Data Visualization With Tables

Written by PortMA

Data Visualization With Tables

It’s almost a certainty that market research reports will be filled with charts, graphs, and tables. Data is presented in these formats because it’s easier to understand when you can visualize it. However, filling a table with data, but without any thought as to what you want the reader to understand just creates confusion. Here are a couple tips on how to optimize data visualization in table formats.

I’ve seen data tables in so many different formats, it’s hard to know if there are any rules of thumb other than using column headers and listing the data below.
I used to think that every cell in the table had to have borders; that rows needed to have sharp background colors to draw your eye. Then I found my readers getting lost digging through all the data, when all I wanted was for them to get the big picture.
That is, until my colleague shared a GIF that illustrated several ways to make a data table more appealing to the eye. See it for yourself here.
The last part is what should resonate most:

Less is more effective, attractive, and impactive.

Properly aligning text and numbers in tables

When it comes to aligning text, most of us think to center everything in the cells, but you don’t usually read documents with text aligned to the center, do you?
No, it’s usually aligned to the left. That’s how text should appear in a table too. Your text will be much easier to read in a table when it’s aligned to the left.
What about numbers? They’re usually center-aligned more often than not.
Numbers are easier read when they’re aligned to the right, especially if you’re rank-ordering the numbers in any way.
For example, we usually rank-order event recap metrics, like samples per hour. It’s more appealing to the eye to read a list of numbers in descending order if they’re aligned to the right in a table.

Utilize colors to your advantage

Microsoft Office has several pre-formatted tables of different colors, many of which are sharp, but distract from the story the table is supposed to tell.
I don’t necessarily think that you should strip your data table of all its color, but the color(s) you choose should be soft.
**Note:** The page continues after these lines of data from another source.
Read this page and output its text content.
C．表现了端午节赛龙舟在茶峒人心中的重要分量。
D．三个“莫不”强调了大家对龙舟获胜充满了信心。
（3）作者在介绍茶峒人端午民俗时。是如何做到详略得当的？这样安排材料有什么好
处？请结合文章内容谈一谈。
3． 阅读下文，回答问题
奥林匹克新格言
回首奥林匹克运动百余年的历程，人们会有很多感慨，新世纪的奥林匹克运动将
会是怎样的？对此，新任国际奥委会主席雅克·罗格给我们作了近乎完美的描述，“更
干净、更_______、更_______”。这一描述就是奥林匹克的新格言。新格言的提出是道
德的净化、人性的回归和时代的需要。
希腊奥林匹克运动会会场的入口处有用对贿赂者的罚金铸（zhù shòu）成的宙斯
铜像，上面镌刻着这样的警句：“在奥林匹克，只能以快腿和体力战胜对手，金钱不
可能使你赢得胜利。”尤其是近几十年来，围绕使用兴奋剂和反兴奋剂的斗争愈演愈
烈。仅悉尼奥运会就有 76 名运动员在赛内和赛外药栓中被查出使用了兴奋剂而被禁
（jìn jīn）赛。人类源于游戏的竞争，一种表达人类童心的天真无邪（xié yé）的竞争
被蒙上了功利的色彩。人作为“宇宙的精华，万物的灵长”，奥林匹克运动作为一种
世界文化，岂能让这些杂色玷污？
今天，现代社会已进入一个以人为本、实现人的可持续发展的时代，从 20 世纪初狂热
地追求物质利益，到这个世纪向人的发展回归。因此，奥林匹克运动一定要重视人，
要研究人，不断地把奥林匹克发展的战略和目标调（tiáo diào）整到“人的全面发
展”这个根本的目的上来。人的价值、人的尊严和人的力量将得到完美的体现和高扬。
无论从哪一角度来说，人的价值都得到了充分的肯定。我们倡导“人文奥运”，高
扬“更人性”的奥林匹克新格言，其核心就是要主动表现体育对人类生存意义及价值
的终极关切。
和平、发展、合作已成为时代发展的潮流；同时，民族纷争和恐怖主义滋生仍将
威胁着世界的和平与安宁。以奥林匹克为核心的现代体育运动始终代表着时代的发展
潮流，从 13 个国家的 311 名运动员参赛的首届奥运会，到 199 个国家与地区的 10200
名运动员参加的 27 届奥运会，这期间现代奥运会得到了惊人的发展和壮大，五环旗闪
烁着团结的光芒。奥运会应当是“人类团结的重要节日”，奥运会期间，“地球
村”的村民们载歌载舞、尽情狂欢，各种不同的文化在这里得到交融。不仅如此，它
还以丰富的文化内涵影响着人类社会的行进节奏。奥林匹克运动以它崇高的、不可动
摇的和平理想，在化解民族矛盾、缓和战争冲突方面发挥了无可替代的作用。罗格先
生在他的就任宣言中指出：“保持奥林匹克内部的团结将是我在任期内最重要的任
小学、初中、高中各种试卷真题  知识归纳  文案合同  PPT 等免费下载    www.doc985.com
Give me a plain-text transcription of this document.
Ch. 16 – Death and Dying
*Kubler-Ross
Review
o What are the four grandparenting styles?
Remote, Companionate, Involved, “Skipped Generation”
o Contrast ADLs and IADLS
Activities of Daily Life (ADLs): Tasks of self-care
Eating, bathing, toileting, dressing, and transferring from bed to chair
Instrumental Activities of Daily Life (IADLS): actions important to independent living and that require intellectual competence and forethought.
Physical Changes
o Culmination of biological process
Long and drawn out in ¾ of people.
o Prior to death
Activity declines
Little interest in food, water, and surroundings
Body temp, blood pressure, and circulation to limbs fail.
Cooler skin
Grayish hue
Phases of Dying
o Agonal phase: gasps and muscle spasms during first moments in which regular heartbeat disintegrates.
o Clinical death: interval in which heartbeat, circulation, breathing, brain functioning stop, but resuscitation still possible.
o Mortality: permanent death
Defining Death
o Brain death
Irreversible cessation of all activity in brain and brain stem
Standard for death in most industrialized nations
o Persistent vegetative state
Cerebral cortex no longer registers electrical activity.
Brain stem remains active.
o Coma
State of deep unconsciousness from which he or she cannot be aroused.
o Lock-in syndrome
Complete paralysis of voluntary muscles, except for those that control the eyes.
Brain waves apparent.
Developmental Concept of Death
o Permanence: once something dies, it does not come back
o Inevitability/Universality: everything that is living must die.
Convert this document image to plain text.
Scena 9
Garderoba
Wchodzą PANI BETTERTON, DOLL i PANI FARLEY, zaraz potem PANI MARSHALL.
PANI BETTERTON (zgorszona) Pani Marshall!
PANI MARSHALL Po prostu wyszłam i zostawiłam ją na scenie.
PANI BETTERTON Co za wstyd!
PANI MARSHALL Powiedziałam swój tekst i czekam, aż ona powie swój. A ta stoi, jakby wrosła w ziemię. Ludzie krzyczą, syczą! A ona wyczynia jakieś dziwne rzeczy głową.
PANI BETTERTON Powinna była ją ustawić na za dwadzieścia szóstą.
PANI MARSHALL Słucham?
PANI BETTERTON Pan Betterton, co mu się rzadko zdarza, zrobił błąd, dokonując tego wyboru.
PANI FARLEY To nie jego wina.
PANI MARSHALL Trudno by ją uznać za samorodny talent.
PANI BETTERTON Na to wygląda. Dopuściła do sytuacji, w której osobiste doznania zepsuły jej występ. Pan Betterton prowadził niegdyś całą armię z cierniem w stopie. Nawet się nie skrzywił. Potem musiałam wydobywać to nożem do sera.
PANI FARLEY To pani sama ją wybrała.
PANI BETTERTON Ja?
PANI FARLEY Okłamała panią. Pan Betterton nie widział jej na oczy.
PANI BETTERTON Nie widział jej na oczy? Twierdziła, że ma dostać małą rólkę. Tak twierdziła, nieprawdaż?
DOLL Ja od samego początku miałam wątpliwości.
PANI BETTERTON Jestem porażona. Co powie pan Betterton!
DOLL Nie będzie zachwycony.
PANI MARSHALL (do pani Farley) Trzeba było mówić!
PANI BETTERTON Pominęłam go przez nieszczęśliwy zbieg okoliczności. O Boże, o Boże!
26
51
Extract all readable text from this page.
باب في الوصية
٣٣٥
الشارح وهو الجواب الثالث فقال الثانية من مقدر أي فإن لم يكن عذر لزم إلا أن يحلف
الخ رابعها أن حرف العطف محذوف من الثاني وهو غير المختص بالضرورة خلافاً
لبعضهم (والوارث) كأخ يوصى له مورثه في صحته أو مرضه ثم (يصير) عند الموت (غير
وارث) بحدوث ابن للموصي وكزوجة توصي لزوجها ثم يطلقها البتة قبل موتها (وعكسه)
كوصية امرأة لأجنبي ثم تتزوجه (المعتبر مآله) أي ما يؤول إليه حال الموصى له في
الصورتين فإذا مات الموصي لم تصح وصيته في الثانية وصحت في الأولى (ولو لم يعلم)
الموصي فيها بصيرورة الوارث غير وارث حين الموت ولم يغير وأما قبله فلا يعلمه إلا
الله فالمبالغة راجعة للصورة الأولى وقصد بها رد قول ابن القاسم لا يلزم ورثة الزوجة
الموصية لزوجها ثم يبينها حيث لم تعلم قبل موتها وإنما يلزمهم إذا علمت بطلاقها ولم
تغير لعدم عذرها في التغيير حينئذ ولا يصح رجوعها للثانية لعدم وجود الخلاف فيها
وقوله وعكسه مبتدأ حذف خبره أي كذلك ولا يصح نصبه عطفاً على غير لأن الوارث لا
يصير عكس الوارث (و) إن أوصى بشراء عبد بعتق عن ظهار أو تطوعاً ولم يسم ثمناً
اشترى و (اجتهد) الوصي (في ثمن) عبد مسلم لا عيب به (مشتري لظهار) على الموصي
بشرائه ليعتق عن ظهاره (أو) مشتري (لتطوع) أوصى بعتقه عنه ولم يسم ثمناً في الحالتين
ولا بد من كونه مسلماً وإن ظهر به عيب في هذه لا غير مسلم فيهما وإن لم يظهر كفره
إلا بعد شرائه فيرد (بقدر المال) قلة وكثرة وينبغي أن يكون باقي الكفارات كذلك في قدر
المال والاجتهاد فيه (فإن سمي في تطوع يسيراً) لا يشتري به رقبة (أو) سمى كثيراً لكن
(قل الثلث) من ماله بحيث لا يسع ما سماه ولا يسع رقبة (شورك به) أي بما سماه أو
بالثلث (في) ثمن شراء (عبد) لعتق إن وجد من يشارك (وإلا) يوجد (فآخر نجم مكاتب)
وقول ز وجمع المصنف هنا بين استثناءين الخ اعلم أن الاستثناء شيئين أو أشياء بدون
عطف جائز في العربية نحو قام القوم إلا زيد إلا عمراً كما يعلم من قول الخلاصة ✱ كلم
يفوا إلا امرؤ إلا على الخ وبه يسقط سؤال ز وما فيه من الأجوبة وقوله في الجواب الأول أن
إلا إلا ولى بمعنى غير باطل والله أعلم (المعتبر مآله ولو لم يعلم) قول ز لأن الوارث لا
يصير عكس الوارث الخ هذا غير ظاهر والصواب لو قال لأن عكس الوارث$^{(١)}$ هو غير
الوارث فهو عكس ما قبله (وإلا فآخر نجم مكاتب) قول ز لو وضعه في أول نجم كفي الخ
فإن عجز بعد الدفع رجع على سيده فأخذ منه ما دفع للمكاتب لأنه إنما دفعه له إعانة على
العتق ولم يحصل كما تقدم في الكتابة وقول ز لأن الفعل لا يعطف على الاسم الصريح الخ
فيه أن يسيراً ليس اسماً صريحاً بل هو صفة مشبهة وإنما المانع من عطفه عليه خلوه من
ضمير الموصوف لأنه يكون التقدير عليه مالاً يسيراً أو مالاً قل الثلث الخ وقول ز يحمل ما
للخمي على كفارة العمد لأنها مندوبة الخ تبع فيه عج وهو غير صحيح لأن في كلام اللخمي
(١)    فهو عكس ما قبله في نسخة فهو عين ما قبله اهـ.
I prefer to alternate table rows without background color (or go white) and a soft shade of whatever color matches your presentation deck.
These few tips to improve data visualization can make all the difference in helping the reader understand what that data is supposed to highlight. If you didn’t watch the GIF above, check it out. See which of those practices you commonly do. Frankly, I was guilty of most of them.
Anyone else find it funny that Jake “the Snake” Roberts was born in the year of the snake?